Anyone who has connected the various systems must understand the access rights. If you offer your employees an AI assistant, you have to expect them to be able to find all the information they need. Do the developers in all connected systems understand the authorisation structures in depth in order to be able to cover all cases? Of course, such systems can be limited to the generally publicly available data, but it will be very difficult to explain to employees in communication why only a relatively small data set has been included in such systems.

GDPR & IT security

GDPR requirements are becoming increasingly demanding. Especially in combination with AI models, it must be ensured that data is not accidentally used differently than intended.

Customising AI models

Nowadays, the trick is no longer to develop or train an AI model yourself if you are provided with sufficient resources. The art lies in optimising the parameters of the AI models and adapting them to the use case. It takes many projects and years of experience to do this really well for a use case like ours. As the correct parameterisation of the AI models is not so easy to reproduce – although this is where the real know-how lies – we have made some of our AI models open source.

Economies of Scale

Those who rely on a solution like amberSearch have the advantage of economies of scale, as the costs of new functions are naturally shared across many customers. Investment in new functions and technologies is continuous, so that companies that invest in solutions such as amberSearch always have the most up-to-date systems.

Conclusion on the make vs buy decision for AI software

There are arguments both in favour of and against a make vs. buy decision. In increasingly complex situations, companies should not lose focus on their core business and ask themselves whether they have sufficient resources available to be able to react to imponderables and unforeseen events.

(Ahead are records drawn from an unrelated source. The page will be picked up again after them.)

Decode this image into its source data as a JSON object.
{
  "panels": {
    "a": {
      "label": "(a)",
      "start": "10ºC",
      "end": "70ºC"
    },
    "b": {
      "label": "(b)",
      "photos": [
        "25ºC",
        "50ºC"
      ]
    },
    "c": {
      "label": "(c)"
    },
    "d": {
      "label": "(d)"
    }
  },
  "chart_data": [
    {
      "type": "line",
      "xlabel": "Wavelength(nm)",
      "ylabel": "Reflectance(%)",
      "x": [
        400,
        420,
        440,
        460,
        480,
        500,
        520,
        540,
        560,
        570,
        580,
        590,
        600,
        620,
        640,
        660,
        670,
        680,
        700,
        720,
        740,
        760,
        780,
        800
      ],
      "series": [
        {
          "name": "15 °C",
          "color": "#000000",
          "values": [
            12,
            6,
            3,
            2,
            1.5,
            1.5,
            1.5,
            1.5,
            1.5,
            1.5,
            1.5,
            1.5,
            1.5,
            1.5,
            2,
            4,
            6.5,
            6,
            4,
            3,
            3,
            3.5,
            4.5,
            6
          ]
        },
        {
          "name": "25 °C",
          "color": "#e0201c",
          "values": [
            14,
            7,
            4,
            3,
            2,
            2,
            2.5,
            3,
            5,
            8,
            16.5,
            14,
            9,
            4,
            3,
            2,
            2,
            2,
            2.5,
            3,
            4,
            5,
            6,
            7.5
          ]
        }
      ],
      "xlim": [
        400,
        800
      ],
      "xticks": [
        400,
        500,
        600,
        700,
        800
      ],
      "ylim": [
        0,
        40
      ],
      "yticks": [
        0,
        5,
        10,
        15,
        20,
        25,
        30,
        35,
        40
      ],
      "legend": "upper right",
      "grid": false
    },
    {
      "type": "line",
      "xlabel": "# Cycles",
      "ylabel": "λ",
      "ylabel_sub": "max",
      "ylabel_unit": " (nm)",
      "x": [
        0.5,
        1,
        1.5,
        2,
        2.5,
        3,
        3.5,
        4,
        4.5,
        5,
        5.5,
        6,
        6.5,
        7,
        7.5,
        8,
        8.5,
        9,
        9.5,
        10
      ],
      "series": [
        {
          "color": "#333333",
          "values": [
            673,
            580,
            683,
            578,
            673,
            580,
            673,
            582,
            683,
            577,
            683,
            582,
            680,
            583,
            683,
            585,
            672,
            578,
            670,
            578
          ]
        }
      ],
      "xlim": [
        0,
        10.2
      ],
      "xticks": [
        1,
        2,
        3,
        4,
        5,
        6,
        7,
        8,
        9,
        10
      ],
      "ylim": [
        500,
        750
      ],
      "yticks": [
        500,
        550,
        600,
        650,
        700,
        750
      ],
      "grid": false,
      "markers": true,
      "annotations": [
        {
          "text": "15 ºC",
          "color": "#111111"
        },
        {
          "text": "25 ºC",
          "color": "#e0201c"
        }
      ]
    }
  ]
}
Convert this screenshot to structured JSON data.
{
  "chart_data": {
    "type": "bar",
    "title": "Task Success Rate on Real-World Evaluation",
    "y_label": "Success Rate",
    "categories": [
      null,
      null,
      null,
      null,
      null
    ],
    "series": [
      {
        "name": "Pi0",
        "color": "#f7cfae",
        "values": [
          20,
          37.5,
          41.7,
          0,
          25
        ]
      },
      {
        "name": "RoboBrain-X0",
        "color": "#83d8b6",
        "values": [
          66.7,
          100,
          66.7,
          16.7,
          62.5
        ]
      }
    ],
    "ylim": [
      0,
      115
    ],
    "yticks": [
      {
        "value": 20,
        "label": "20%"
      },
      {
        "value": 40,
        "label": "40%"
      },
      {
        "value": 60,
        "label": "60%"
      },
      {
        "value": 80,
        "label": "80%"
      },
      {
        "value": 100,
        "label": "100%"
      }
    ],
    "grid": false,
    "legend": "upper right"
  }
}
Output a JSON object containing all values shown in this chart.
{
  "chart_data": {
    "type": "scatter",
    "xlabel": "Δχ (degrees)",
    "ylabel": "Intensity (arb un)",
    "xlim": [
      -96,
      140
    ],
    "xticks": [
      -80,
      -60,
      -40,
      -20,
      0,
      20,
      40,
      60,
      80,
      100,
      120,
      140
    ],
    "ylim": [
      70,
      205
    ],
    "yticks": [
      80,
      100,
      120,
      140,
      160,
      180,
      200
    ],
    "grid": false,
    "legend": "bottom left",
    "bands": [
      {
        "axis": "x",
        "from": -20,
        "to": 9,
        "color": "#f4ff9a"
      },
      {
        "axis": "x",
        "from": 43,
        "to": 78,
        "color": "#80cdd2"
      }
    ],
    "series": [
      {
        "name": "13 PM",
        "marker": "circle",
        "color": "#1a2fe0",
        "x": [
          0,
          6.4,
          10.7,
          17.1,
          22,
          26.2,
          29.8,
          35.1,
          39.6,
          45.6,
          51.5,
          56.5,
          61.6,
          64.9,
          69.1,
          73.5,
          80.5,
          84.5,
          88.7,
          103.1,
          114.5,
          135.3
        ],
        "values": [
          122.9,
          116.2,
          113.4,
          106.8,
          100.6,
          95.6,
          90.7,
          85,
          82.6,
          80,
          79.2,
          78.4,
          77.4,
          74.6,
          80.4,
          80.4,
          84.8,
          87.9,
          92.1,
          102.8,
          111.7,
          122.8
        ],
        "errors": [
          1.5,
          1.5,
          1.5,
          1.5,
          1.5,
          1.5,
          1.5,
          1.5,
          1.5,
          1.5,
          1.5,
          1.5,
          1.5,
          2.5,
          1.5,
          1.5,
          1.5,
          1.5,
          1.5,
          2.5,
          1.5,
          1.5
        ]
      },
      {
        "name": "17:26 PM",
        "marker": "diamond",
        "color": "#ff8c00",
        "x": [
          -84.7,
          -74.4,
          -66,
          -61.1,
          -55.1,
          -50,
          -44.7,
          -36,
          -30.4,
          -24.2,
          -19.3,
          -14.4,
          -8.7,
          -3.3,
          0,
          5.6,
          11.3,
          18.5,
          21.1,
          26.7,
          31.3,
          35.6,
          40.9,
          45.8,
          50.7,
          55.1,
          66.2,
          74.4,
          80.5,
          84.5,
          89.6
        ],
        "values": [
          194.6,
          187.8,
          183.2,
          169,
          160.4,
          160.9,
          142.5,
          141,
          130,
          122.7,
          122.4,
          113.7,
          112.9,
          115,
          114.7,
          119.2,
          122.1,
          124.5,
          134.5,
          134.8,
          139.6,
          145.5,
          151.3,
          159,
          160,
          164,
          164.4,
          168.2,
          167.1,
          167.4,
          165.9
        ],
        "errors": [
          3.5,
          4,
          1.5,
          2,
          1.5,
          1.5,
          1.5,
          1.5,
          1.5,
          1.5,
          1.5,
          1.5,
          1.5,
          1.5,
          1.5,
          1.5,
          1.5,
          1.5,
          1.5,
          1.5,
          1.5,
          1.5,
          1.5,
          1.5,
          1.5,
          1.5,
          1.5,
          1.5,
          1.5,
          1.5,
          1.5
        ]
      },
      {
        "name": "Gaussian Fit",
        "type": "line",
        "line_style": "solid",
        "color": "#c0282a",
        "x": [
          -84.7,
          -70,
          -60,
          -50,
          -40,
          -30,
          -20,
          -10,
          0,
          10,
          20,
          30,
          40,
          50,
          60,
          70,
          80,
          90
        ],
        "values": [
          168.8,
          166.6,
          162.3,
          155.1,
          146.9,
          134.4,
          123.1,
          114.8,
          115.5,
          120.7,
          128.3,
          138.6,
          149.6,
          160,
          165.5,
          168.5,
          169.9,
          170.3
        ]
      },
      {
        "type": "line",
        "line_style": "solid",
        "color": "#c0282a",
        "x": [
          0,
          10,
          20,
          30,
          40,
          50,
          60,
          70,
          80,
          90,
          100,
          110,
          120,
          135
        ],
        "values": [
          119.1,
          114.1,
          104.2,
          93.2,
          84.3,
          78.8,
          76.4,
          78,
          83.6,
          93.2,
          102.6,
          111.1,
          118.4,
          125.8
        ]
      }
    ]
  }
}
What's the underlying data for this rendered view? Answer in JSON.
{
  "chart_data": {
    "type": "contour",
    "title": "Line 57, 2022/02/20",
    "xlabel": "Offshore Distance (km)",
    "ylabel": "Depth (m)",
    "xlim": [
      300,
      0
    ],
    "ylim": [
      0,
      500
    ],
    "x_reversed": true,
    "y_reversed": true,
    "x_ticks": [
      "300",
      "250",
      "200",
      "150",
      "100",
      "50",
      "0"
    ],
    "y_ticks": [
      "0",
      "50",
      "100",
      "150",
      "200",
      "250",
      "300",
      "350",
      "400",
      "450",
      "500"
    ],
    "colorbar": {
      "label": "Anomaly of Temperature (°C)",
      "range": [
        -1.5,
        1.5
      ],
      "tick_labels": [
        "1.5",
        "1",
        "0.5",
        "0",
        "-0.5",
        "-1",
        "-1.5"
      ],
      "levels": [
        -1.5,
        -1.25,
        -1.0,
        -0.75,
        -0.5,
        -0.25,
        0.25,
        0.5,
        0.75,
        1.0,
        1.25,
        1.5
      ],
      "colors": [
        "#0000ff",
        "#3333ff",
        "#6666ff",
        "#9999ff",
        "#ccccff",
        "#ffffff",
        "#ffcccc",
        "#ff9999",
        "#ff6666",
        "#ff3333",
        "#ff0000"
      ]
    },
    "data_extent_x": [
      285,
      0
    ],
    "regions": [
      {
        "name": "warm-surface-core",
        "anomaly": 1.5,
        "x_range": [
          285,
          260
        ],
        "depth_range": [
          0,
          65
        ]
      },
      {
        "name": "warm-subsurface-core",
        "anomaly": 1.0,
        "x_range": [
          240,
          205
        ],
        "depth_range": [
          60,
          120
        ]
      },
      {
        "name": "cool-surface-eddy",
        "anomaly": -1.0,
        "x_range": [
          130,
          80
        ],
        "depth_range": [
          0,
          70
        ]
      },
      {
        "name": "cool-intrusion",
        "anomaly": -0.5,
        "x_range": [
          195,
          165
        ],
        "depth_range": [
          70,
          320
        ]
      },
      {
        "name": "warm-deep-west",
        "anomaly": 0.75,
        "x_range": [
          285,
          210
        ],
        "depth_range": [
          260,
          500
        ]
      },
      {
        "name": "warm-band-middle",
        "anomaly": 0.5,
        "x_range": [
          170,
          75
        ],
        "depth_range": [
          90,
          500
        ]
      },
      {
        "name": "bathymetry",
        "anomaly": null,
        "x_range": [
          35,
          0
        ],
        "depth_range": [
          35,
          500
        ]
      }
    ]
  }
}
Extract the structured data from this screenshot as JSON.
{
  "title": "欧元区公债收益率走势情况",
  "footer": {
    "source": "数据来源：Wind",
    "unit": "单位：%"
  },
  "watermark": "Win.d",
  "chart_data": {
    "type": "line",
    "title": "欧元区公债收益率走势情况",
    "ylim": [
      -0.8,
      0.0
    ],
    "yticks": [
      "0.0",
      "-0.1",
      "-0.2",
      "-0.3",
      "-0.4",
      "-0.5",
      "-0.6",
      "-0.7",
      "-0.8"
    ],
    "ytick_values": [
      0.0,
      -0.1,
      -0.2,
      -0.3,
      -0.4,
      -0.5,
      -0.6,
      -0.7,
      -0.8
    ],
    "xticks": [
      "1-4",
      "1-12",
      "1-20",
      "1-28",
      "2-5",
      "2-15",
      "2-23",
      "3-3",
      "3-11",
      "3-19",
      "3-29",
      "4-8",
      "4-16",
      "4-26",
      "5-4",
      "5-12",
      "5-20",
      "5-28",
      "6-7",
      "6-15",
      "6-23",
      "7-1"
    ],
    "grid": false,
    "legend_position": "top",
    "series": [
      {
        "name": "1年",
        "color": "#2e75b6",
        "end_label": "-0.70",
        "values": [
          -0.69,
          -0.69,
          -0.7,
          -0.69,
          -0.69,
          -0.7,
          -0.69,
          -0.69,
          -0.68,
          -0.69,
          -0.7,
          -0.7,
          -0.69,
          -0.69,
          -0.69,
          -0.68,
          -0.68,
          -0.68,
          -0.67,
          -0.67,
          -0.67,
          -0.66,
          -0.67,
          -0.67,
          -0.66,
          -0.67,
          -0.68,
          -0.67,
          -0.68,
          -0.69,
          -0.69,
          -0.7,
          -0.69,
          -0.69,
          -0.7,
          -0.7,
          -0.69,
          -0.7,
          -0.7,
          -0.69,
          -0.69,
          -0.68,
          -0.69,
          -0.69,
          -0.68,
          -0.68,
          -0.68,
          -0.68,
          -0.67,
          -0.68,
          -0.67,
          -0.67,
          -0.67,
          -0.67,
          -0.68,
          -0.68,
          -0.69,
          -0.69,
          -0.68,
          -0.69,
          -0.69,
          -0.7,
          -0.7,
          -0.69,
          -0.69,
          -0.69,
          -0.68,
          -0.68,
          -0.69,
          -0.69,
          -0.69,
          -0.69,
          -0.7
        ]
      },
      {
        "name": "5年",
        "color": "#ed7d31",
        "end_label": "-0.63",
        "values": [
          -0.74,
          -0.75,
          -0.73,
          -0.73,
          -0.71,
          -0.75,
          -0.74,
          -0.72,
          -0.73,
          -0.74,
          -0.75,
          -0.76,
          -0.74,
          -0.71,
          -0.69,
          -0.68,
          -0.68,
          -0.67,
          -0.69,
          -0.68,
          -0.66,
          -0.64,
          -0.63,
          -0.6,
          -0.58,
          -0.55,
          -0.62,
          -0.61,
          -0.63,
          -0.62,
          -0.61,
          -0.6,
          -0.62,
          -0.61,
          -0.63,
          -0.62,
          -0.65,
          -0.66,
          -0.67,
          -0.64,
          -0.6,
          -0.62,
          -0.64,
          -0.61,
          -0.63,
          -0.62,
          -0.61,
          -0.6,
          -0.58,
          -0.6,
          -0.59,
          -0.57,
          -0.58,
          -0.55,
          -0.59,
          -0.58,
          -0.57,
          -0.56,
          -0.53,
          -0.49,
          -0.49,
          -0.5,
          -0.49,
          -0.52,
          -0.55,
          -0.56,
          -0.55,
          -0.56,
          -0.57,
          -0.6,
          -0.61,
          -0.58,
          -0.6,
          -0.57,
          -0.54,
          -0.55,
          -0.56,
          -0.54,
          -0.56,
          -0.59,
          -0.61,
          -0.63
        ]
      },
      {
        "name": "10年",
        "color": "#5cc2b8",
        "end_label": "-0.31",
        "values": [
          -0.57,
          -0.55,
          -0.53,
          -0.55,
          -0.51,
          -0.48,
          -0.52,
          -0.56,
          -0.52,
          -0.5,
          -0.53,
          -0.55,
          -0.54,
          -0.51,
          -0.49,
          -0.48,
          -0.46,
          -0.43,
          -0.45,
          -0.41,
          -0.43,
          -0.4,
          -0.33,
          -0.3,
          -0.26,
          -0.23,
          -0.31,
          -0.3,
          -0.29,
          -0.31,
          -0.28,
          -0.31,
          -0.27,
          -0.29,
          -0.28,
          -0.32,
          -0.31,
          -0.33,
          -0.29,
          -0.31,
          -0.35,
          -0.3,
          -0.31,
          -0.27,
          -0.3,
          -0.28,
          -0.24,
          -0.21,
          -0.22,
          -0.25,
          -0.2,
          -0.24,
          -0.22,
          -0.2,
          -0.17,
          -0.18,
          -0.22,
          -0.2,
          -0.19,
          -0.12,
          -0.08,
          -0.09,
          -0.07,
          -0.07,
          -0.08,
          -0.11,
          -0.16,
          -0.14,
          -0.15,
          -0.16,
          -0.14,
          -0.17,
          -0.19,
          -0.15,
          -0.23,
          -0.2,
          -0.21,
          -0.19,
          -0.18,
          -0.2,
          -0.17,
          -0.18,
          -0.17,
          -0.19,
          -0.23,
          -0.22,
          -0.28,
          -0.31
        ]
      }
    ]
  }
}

Agencies, IT service providers, consulting firms & co. They all want a slice of the AI pie and want to realise projects with their customers. The question that companies need to ask themselves is whether the use case is so individual that it cannot be covered by standard software or whether the use case is really so individual that the investment and risk are worthwhile.

Especially with the current speed of development, it is not enough to introduce the software once – it is a continuous development that constantly requires resources – in development, support or operation.

And last but not least, there should be a lot of dialogue with employees in order to take their expectations of the UX, the content (keyword: access rights) and the like into account.